Packaged Facts predicts that sugar sales are likely to remain relatively stable while sales of low- and no-calorie sweeteners will rise (though sales of saccharin, one of five FDA-approved no-calorie sugar substitutes, will continue to decline in favor of safer alternatives). But various health, consumer and market trends will affect the market. A focus on low-glycemic-index foods supports growth for high-intensity non-nutritive sweeteners; concerns about health effects of high-fructose corn syrup may slow its sales as marketers switch to alternatives; continued trending toward natural ingredients will drive growth for natural and organic sugar and sweeteners including honey, cane juice, organic erythritrol, agave nectar, and stevia products. Market shifts will certainly take place if stevia and/or its derivatives are approved for food and beverage use in the United States. Some manufacturing patent protections for Splenda (brand name for sucralose) are set to expire in 2009, creating a competitive framework for this popular additive.
These are just some of the dynamics explored in this report and expected to shape the sugar and sweetener market in the second half of 2008 and beyond.
The information in this report was obtained from both primary and secondary research.

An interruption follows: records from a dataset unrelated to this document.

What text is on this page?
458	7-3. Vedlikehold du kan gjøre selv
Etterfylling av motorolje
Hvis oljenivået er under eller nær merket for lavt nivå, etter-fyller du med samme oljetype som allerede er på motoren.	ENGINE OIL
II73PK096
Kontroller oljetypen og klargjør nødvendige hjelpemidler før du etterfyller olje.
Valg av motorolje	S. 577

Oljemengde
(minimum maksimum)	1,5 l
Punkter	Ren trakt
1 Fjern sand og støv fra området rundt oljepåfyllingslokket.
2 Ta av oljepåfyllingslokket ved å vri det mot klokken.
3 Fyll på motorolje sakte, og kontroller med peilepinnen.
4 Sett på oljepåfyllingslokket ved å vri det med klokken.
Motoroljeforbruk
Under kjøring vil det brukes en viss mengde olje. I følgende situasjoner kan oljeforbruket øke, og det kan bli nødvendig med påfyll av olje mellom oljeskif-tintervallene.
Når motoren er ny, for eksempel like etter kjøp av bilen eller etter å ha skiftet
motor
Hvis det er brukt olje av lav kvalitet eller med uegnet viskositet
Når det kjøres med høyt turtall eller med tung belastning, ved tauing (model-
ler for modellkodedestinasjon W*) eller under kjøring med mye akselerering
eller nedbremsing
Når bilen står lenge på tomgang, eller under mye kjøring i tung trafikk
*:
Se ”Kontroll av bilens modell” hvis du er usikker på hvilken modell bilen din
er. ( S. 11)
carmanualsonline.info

Primary research entailed in-depth, on-site examinations of supermarkets, drugstores, mass merchandisers, convenience stores, health/natural foods stores, specialty stores and club stores. Company, distributor and retail interviews were conducted to obtain information on new products and packaging trends, marketing programs, distribution methods, and technological breakthroughs. Secondary research entailed data gathering from relevant sources. Included were consumer and industry publications, newspapers, government reports, financial reports, company literature and corporate annual reports.
Information Resources, Inc.’s InfoScan Review data and data from Simmons Market Research Bureau were also used in preparing the report.